Guess I don't have to post a picture asking what the heck those things are anymore. This explains why the shy little clown nipped my hand which never happened before. It also explains why the clowns go after the sixline wrasse everytime they see it.

I expect everytime the eggs hatch the babies don't make it past a few hours. This must have happened at least 3 times by now and I never noticed any fry. Does anyone have any experience with this? If it is not too hard, I'd like to try saving the little buggers. I figure it is unlikely but I thought I'd ask.


----------



## altcharacter (Jan 10, 2011)

check out these videos on youtube about raising clowns from eggs past metamorphasis. It's a bit of work but if you keep up on it I think it could be fun


----------



## Dax (Sep 29, 2010)

Well it's a fair bit of work as expected. I was hoping to be able to do it all in the same tank with maybe a breeder net. Not too sure about growing rotifers and brine shrimp as live food. Seems difficult but haven't tried yet. Maybe in the future. I'll keep an eye out for the hatching and see what happens.


----------



## altcharacter (Jan 10, 2011)

Well good luck either way. You could always loan them out to someone to breed them if you were that interested in it....or they could just be food for the tank


----------



## caker_chris (Apr 22, 2010)

I tried raising the fry several times, and granted its harder for me because I work so much and don't have the time to constantly attend to the babies but it is hard and time consuming as well. I was able to make probably 10 or so survive for a week and then they would all die. Now the fry just feed the fish until I can have a better set up and then I will probably try again.

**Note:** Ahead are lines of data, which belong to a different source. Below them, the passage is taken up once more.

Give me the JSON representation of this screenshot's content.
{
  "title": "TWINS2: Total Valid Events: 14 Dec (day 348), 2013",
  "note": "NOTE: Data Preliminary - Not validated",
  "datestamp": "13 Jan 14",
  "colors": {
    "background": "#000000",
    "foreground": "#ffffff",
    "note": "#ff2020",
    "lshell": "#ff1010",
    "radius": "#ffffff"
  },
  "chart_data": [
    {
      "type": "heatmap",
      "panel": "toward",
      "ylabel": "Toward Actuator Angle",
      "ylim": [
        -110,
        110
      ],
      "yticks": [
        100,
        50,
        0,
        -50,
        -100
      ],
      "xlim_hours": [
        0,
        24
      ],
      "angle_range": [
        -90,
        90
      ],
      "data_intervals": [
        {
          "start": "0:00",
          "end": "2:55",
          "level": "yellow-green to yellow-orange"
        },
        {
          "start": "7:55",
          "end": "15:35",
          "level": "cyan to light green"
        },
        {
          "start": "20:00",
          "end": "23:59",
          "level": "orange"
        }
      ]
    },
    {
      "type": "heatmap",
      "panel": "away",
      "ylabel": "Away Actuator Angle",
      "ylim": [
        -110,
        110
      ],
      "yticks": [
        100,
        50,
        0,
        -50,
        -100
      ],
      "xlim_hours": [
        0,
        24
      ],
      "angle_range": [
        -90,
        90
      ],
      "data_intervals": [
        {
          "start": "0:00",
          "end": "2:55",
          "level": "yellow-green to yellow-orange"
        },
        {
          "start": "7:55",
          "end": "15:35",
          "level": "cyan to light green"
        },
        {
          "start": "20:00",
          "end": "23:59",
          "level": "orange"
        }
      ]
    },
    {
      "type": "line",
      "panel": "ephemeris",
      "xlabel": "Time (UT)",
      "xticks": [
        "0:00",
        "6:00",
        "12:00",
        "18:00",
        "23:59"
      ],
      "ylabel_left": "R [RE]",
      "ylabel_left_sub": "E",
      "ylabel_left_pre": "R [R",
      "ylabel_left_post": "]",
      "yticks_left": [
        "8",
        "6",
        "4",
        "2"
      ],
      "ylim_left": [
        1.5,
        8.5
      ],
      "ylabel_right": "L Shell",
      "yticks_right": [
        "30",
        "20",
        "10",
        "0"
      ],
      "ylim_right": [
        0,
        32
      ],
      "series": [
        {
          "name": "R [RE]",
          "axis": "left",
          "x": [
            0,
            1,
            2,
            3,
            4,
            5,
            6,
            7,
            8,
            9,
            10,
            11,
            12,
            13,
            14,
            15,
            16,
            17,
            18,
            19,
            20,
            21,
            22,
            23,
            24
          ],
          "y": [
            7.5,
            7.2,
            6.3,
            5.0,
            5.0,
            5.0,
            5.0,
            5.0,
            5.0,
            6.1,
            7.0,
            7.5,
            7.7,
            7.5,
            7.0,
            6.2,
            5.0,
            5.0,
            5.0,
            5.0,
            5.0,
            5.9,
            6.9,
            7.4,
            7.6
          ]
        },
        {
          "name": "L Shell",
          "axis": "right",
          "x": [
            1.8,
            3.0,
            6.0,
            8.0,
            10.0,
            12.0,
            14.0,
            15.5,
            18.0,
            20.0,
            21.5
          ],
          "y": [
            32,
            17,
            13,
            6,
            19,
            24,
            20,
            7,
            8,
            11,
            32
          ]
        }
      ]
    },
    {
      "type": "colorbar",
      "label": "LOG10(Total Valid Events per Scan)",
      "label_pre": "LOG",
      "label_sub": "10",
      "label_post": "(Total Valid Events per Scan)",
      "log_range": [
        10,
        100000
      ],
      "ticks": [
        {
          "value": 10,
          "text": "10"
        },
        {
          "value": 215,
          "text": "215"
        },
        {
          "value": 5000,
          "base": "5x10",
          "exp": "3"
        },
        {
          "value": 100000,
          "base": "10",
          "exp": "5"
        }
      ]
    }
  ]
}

Congrats though, obviously your doing something right to get them to spawn.


----------



## Dax (Sep 29, 2010)

Well it sounds nice to hear I'm doing something right regarding the clowns breeding. 
Chris, thanks for the chaeto you gave me a few months back. I had in the tank up until a few of weeks ago but the nitrate level never really changed so I took it out. I've pretty much given up on getting it down because the anemone is doing great and the tank looks fine.

I was doing some research on breeding the clowns and the reason yours may died sounds like the metamorphosis stage was too hard on them. You may have come across this info but here's a simple read.
http://www.breedclownfish.com/clownfish-metamorphosis/


----------